Unlike bonds in general, however, I don't think interest rates are a risk, except as far as interest rates affect the prices of commodities, because ETNs don't actually pay interest, nor do they have a specified principal. Their prices will be more determined by the return of the commodities index that the ETN is based on, since Barclays is promising to pay at maturity, whatever the chosen index returned during the term of the note, minus their fee of 0.75%.

  • Monday, Jul 31, 2006 — 5:58 PM

    Fine Wine as an Investment

    Internet provides clarity, liquidity for wine investors - MarketWatch

    Investing in fine wine is a good way to diversify one's portfolio as you can see in the graph below where prices appreciated 40% to 45% during the same time that the stock market tanked. This is a graph of the Liv-Ex 100 index over the past 18 months, which shows the price appreciation of the 100 selected fine wines included in the index.

    A graph of the Liv-Ex 100 index of fine wines from January, 2004 to June, 2006, which increased 40-45% over the time frame. Source: The London International Vintners Exchange.

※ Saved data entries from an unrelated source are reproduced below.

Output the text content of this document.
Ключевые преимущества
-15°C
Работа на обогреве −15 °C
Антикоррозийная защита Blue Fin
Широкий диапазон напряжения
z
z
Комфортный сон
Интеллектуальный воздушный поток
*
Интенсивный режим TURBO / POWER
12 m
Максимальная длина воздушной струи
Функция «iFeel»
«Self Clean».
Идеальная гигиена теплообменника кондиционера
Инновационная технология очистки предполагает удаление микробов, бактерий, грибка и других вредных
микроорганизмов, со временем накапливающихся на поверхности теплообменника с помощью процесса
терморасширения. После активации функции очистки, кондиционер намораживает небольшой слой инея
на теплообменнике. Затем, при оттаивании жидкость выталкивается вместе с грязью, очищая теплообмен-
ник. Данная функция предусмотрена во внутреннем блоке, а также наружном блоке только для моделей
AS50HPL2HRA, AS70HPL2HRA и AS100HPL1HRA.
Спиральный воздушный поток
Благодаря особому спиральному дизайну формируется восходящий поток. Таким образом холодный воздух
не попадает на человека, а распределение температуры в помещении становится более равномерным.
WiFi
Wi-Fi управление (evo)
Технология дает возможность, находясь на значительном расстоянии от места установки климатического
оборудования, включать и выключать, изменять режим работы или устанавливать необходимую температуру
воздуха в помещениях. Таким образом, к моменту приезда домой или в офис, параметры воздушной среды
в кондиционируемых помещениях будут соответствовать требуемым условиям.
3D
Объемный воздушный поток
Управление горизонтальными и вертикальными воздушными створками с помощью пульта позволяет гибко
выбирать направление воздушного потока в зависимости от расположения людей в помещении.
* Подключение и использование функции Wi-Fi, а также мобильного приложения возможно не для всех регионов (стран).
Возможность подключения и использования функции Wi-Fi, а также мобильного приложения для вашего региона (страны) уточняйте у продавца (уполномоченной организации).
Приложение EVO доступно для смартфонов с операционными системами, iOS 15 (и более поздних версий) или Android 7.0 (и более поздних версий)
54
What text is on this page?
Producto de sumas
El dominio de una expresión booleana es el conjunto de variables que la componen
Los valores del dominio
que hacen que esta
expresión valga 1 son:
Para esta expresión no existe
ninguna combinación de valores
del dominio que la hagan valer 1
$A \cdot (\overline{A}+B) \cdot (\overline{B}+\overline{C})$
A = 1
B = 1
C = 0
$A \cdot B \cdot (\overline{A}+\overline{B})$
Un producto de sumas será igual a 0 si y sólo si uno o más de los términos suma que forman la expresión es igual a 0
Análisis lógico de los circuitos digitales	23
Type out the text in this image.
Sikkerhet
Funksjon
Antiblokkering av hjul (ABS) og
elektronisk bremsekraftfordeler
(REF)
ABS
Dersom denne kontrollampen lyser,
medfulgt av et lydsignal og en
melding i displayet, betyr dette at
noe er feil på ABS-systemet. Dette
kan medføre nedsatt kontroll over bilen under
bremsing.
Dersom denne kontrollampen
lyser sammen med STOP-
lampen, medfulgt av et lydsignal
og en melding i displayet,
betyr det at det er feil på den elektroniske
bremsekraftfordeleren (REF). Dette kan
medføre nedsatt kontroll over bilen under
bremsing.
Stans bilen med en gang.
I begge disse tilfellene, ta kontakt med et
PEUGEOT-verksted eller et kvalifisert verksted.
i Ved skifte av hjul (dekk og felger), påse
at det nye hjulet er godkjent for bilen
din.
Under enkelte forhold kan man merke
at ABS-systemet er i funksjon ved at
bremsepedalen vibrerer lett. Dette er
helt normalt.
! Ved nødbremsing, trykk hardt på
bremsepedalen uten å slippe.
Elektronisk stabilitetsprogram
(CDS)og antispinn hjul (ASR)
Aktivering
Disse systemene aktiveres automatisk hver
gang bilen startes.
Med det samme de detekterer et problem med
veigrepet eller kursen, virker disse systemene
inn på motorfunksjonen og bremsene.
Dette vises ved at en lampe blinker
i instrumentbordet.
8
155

    The London International Vintners Exchange established an electronic trading platform for fine wine in July 2000. No doubt, an ETF will soon follow. Gives new meaning to the terms clarity and liquidity.

    Broad Commodity Exchange-Traded Funds (ETFs)

    Deutsche Bank, Barclays face off with rival commodity ETFs - MarketWatch

    There are 2 new ETFs that track the broad commodity index: Deutsche Bank listed its PowerShares DB Commodity Index Tracking Fund (DBC) on the American Stock Exchange in January, and Barclays Global Investors introduced its iShares GSCI Commodity-Indexed Trust (GSG) on July 21. The Deutsche Bank PowerShares fund, structured as a commodity pool, invests in future contracts with the following proportions:

    Pie Chart: Percentage of the different commodities composing the Deutsche Bank PowerShares DB Commodity Index Tracking Fund.

    The fund also holds U.S. Treasuries, using the interest to pay the 0.75 management fee.

    The iShares fund is based on the Goldman Sachs Commodity Index (GSCI), which tracks 6 energy products, 5 industrial metals and 2 precious metals, 8 agricultural products and 3 livestock products, but because the GSCI weights commodities by world production, it is now heavily weighted in energy.

    Neither fund takes delivery of the commodities, but rather invests in futures contracts, continually rolling them over.